President Hillary Clinton won’t fix that. President Bernie Sanders won’t either. You have to fix that.

If 80 percent of life is just showing up, Howard Dean had it right with his 50 state plan. Mark Warner got close when he told Yearly Kos in 2006, “[W]e cannot just go after 16 states and then try to hit a triple bank-shot to get Ohio or Florida.” Of course, Warner meant Democrats should field a presidential candidate that could compete in 50 states. What Democrats need to do instead is strengthen state parties and compete down-ballot in 50 states. Dean understands this. If you don’t show up to play, you forfeit. While we bicker about Hillary vs. Bernie, the GOP shows up to play in states where the DNC doesn’t dedicate resources the way Dean wanted to.
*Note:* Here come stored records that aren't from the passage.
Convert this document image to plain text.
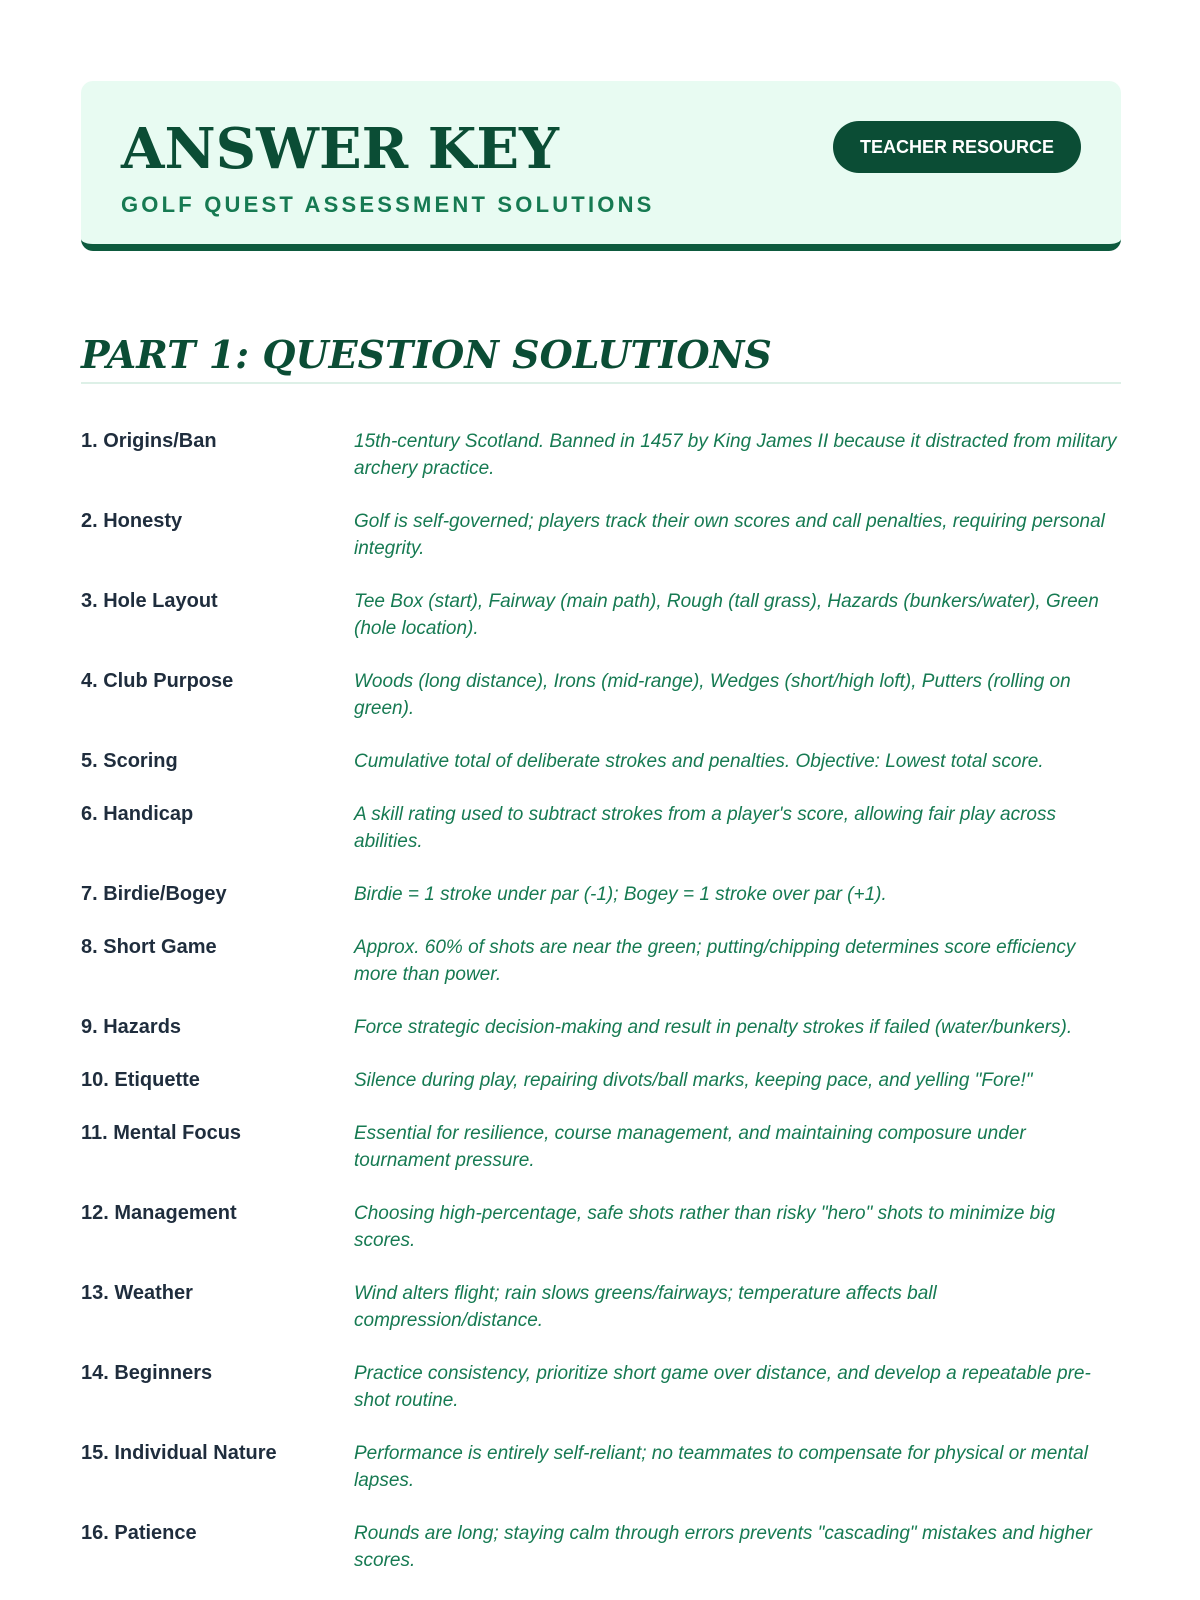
ANSWER KEY
GOLF QUEST ASSESSMENT SOLUTIONS
TEACHER RESOURCE
PART 1: QUESTION SOLUTIONS
1. Origins/Ban	15th-century Scotland. Banned in 1457 by King James II because it distracted from military archery practice.
2. Honesty	Golf is self-governed; players track their own scores and call penalties, requiring personal integrity.
3. Hole Layout	Tee Box (start), Fairway (main path), Rough (tall grass), Hazards (bunkers/water), Green (hole location).
4. Club Purpose	Woods (long distance), Irons (mid-range), Wedges (short/high loft), Putters (rolling on green).
5. Scoring	Cumulative total of deliberate strokes and penalties. Objective: Lowest total score.
6. Handicap	A skill rating used to subtract strokes from a player's score, allowing fair play across abilities.
7. Birdie/Bogey	Birdie = 1 stroke under par (-1); Bogey = 1 stroke over par (+1).
8. Short Game	Approx. 60% of shots are near the green; putting/chipping determines score efficiency more than power.
9. Hazards	Force strategic decision-making and result in penalty strokes if failed (water/bunkers).
10. Etiquette	Silence during play, repairing divots/ball marks, keeping pace, and yelling "Fore!"
11. Mental Focus	Essential for resilience, course management, and maintaining composure under tournament pressure.
12. Management	Choosing high-percentage, safe shots rather than risky "hero" shots to minimize big scores.
13. Weather	Wind alters flight; rain slows greens/fairways; temperature affects ball compression/distance.
14. Beginners	Practice consistency, prioritize short game over distance, and develop a repeatable pre-shot routine.
15. Individual Nature	Performance is entirely self-reliant; no teammates to compensate for physical or mental lapses.
16. Patience	Rounds are long; staying calm through errors prevents "cascading" mistakes and higher scores.
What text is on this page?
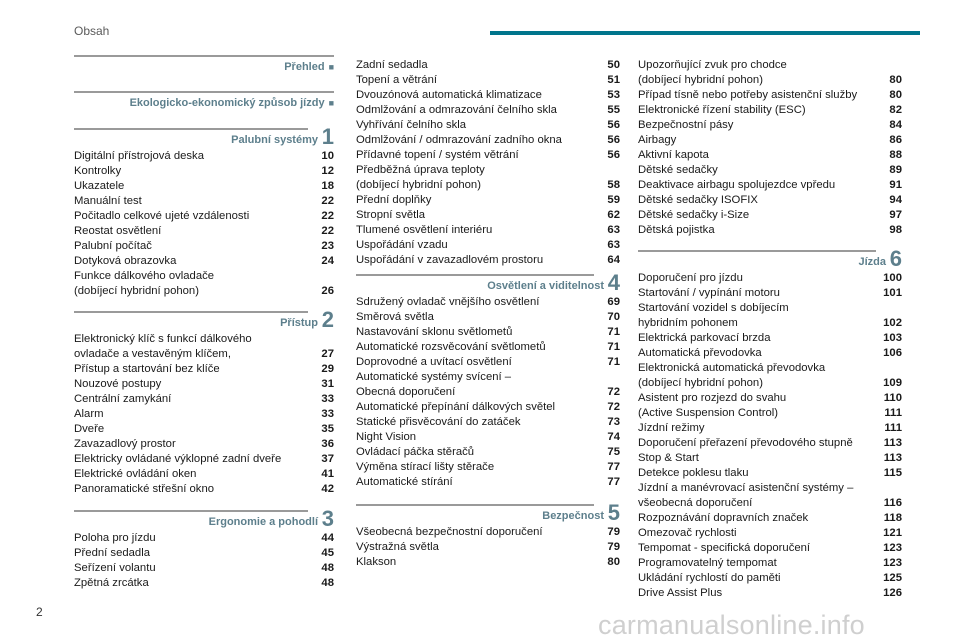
Obsah
Přehled ■
Ekologicko-ekonomický způsob jízdy ■
1
Palubní systémy
Digitální přístrojová deska	10
Kontrolky	12
Ukazatele	18
Manuální test	22
Počitadlo celkové ujeté vzdálenosti	22
Reostat osvětlení	22
Palubní počítač	23
Dotyková obrazovka	24
Funkce dálkového ovladače
(dobíjecí hybridní pohon)	26
2
Přístup
Elektronický klíč s funkcí dálkového
ovladače a vestavěným klíčem,	27
Přístup a startování bez klíče	29
Nouzové postupy	31
Centrální zamykání	33
Alarm	33
Dveře	35
Zavazadlový prostor	36
Elektricky ovládané výklopné zadní dveře	37
Elektrické ovládání oken	41
Panoramatické střešní okno	42
3
Ergonomie a pohodlí
Poloha pro jízdu	44
Přední sedadla	45
Seřízení volantu	48
Zpětná zrcátka	48
Zadní sedadla	50
Topení a větrání	51
Dvouzónová automatická klimatizace	53
Odmlžování a odmrazování čelního skla	55
Vyhřívání čelního skla	56
Odmlžování / odmrazování zadního okna	56
Přídavné topení / systém větrání	56
Předběžná úprava teploty
(dobíjecí hybridní pohon)	58
Přední doplňky	59
Stropní světla	62
Tlumené osvětlení interiéru	63
Uspořádání vzadu	63
Uspořádání v zavazadlovém prostoru	64
4
Osvětlení a viditelnost
Sdružený ovladač vnějšího osvětlení	69
Směrová světla	70
Nastavování sklonu světlometů	71
Automatické rozsvěcování světlometů	71
Doprovodné a uvítací osvětlení	71
Automatické systémy svícení –
Obecná doporučení	72
Automatické přepínání dálkových světel	72
Statické přisvěcování do zatáček	73
Night Vision	74
Ovládací páčka stěračů	75
Výměna stírací lišty stěrače	77
Automatické stírání	77
5
Bezpečnost
Všeobecná bezpečnostní doporučení	79
Výstražná světla	79
Klakson	80
Upozorňující zvuk pro chodce
(dobíjecí hybridní pohon)	80
Případ tísně nebo potřeby asistenční služby	80
Elektronické řízení stability (ESC)	82
Bezpečnostní pásy	84
Airbagy	86
Aktivní kapota	88
Dětské sedačky	89
Deaktivace airbagu spolujezdce vpředu	91
Dětské sedačky ISOFIX	94
Dětské sedačky i-Size	97
Dětská pojistka	98
6
Jízda
Doporučení pro jízdu	100
Startování / vypínání motoru	101
Startování vozidel s dobíjecím
hybridním pohonem	102
Elektrická parkovací brzda	103
Automatická převodovka	106
Elektronická automatická převodovka
(dobíjecí hybridní pohon)	109
Asistent pro rozjezd do svahu	110
(Active Suspension Control)	111
Jízdní režimy	111
Doporučení přeřazení převodového stupně	113
Stop & Start	113
Detekce poklesu tlaku	115
Jízdní a manévrovací asistenční systémy –
všeobecná doporučení	116
Rozpoznávání dopravních značek	118
Omezovač rychlosti	121
Tempomat - specifická doporučení	123
Programovatelný tempomat	123
Ukládání rychlostí do paměti	125
Drive Assist Plus	126
2	carmanualsonline.info
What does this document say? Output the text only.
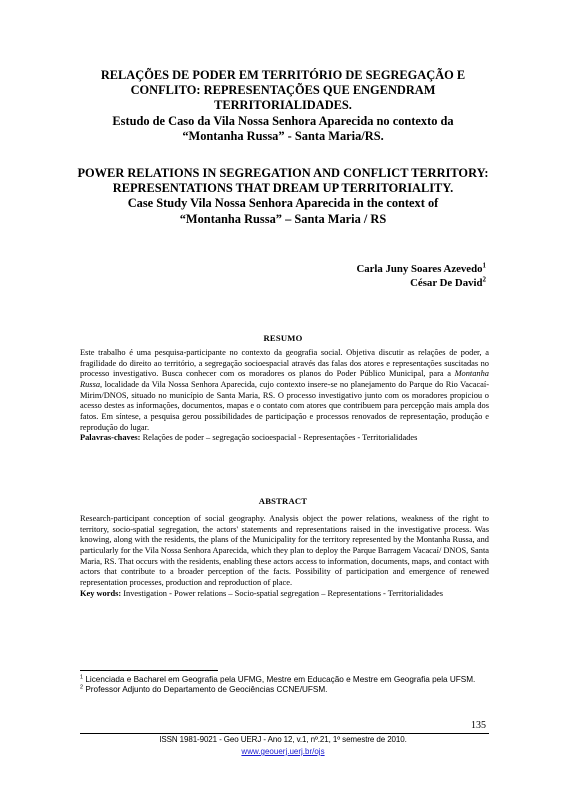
RELAÇÕES DE PODER EM TERRITÓRIO DE SEGREGAÇÃO E CONFLITO: REPRESENTAÇÕES QUE ENGENDRAM TERRITORIALIDADES.

Estudo de Caso da Vila Nossa Senhora Aparecida no contexto da

“Montanha Russa” - Santa Maria/RS.

POWER RELATIONS IN SEGREGATION AND CONFLICT TERRITORY: REPRESENTATIONS THAT DREAM UP TERRITORIALITY.

Case Study Vila Nossa Senhora Aparecida in the context of

“Montanha Russa” – Santa Maria / RS

Carla Juny Soares Azevedo$^1$
César De David$^2$
RESUMO

Este trabalho é uma pesquisa-participante no contexto da geografia social. Objetiva discutir as relações de poder, a fragilidade do direito ao território, a segregação socioespacial através das falas dos atores e representações suscitadas no processo investigativo. Busca conhecer com os moradores os planos do Poder Público Municipal, para a Montanha Russa, localidade da Vila Nossa Senhora Aparecida, cujo contexto insere-se no planejamento do Parque do Rio Vacacaí-Mirim/DNOS, situado no município de Santa Maria, RS. O processo investigativo junto com os moradores propiciou o acesso destes as informações, documentos, mapas e o contato com atores que contribuem para percepção mais ampla dos fatos. Em síntese, a pesquisa gerou possibilidades de participação e processos renovados de representação, produção e reprodução do lugar.

Palavras-chaves: Relações de poder – segregação socioespacial - Representações - Territorialidades

ABSTRACT

Research-participant conception of social geography. Analysis object the power relations, weakness of the right to territory, socio-spatial segregation, the actors' statements and representations raised in the investigative process. Was knowing, along with the residents, the plans of the Municipality for the territory represented by the Montanha Russa, and particularly for the Vila Nossa Senhora Aparecida, which they plan to deploy the Parque Barragem Vacacaí/ DNOS, Santa Maria, RS. That occurs with the residents, enabling these actors access to information, documents, maps, and contact with actors that contribute to a broader perception of the facts. Possibility of participation and emergence of renewed representation processes, production and reproduction of place.

Key words: Investigation - Power relations – Socio-spatial segregation – Representations - Territorialidades

$^1$ Licenciada e Bacharel em Geografia pela UFMG, Mestre em Educação e Mestre em Geografia pela UFSM.

$^2$ Professor Adjunto do Departamento de Geociências CCNE/UFSM.

135
ISSN 1981-9021 - Geo UERJ - Ano 12, v.1, nº.21, 1º semestre de 2010.
www.geouerj.uerj.br/ojs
Aside from Supreme Court picks, the real fight is not in Washington, D.C. but in the states. Sending an Obama or (current crush) Sanders to the White House without substantial gains in the House, Senate, and in state legislatures is a recipe for the same kind of congressional gridlock we have already, and for continued erosion of voting and personal rights, and degradation of infrastructure and public education in the states. Those red states in the middle of the country the DNC ignores may not have many people or electoral votes, but they each get two U.S. Senators and state legislatures. The left cannot afford to ignore that.

But look again at the graphic above. North Carolina was the only state in the country with a net pickup of state legislature seats last year. Instead of wringing hands over all that red, maybe the DNC, DSCC and DCCC should be asking themselves what those guys did right. In nonpartisan judicial elections in 2014, North Carolina Democrats also took three out of three contested Supreme Court races and won two out of three contested Appeals Court races. And those, in a sweep election where the GOP should have won it all. Republicans in the North Carolina legislature responded in 2015 by changing the way North Carolina elects judges.

Late in the afternoon on Election Day 2014, an election protection attorney from Massachusetts told me with some respect, “I have never seen an operation like this.” That was before the polls closed and we picked up two of those three legislative seats, one from an ALEC board member. Those were in state house districts Republicans drew to be safe GOP seats.

Yglesias writes, “But Democrats have nothing at all in the works to redress their crippling weakness down the ballot.” Nothing? Maybe they are just not looking. Maybe they are not looking in the right place.

People ask me, Bernie or Hillary? I tell them I don’t care. As long as the Democratic nominee sends me lawyers, guns and money.